You started your organization because something mattered to you. But somewhere between the doing and the telling, the story got muddy. We help you find it again and say it in a way that sounds like you, not like a marketing department. 

Our in-house team partners with specialists across the country based on your project’s needs, ensuring you get the right expertise without sacrificing the personal attention that makes working together easy.

Our Team

Erika Mosteller

Founder, Principle

Erika Mosteller has built two businesses on a single skill most people overlook: finding the one thread running through an organization’s entire body of work and turning it into a story that moves people.

Carin Watts

Account Manager

Carin is a teacher-turned-account-manager, bringing precision, organization, and strong communication skills to each client relationship.

Patton Hunt

Marketing Manager

Patton brings experience from tourism and social media management for civic brands, combining a (slightly) perfectionist bent with humor and creativity to make brands authentically communicate in ways their audience enjoys.

Dayana Jaclan

Marketing Manager

Dayana is a digital marketing expert who specializes in making tech stacks work seamlessly, social media and email marketing yield ROI, and customer service that makes it all feel simple. 

Book Erika Mosteller For Podcasts or Speaking Engagements

Erika Mosteller has built two businesses on a single skill most people overlook: finding the one thread running through an organization’s entire body of work and turning it into a story that actually moves people. As founder of Erika B. Marketing Agency, she serves mission-oriented founders and civic organizations who know what they do but struggle to say what they mean. She also co-founded Here Local Media, a print magazine dedicated to the stories that make Northwest Georgia worth loving, and the Love of Here podcast telling stories of the people of her region. 
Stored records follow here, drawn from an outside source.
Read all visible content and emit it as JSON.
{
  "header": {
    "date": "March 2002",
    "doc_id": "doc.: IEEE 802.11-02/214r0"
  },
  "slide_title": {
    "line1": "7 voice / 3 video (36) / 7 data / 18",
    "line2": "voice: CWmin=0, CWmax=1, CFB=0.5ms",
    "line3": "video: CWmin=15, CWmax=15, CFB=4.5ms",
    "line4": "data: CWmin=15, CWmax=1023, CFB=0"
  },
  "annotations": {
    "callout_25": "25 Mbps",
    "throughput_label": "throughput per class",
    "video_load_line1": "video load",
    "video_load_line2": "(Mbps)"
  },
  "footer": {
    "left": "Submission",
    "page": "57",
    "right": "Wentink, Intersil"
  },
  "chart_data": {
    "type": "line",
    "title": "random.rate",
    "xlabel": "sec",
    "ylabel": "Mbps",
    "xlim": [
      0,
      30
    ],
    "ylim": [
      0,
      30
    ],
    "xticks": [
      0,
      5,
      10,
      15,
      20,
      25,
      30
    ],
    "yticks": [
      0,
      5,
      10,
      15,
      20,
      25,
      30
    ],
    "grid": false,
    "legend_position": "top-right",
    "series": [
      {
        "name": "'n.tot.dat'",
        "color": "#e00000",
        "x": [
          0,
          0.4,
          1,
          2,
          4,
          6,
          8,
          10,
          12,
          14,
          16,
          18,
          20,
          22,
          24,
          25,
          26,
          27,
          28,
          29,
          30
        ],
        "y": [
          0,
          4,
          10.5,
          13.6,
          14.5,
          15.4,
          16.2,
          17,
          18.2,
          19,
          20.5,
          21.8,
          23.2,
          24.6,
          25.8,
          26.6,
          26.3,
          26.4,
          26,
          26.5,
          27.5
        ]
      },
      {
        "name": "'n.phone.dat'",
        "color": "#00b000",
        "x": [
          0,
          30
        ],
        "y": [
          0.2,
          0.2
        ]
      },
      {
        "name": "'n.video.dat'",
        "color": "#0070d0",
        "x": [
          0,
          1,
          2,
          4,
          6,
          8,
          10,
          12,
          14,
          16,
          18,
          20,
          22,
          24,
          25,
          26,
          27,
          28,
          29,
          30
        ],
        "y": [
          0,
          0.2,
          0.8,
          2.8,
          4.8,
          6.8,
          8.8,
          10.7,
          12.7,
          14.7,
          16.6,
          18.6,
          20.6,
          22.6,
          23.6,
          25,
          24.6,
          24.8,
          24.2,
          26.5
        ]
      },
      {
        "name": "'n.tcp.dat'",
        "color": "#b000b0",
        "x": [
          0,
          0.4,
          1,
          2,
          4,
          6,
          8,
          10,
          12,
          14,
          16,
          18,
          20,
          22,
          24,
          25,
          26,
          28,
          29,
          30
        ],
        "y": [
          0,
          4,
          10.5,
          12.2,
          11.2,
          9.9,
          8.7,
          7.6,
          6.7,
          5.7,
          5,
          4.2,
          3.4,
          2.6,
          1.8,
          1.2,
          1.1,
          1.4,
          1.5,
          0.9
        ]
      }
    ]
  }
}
She came to entrepreneurship without a roadmap, without clients, and without a financial background — pulling $50,000 from her family’s savings account after a toxic boss, a family tragedy, and four words from her husband pushed her out the door. Her graduate training as a historian and curriculum writer turned out to be exactly the foundation she needed, giving her a researcher’s instinct for narrative and a writer’s discipline for clarity.

Building the business nearly cost her something she wasn’t willing to trade. One year in, her daughter told her how much she missed her. That moment forced a restructuring — not of her business model, but of her values. She draws a firm line now: her business exists to support her family, not replace her presence in it. That decision shapes everything about how she works and what she teaches.

Erika speaks from lived experience on women building companies without financial safety nets, personal branding for founders who hate talking about themselves, integrating entrepreneurship with intentional motherhood, and the brand storytelling strategies that help visionary organizations finally say what they actually mean.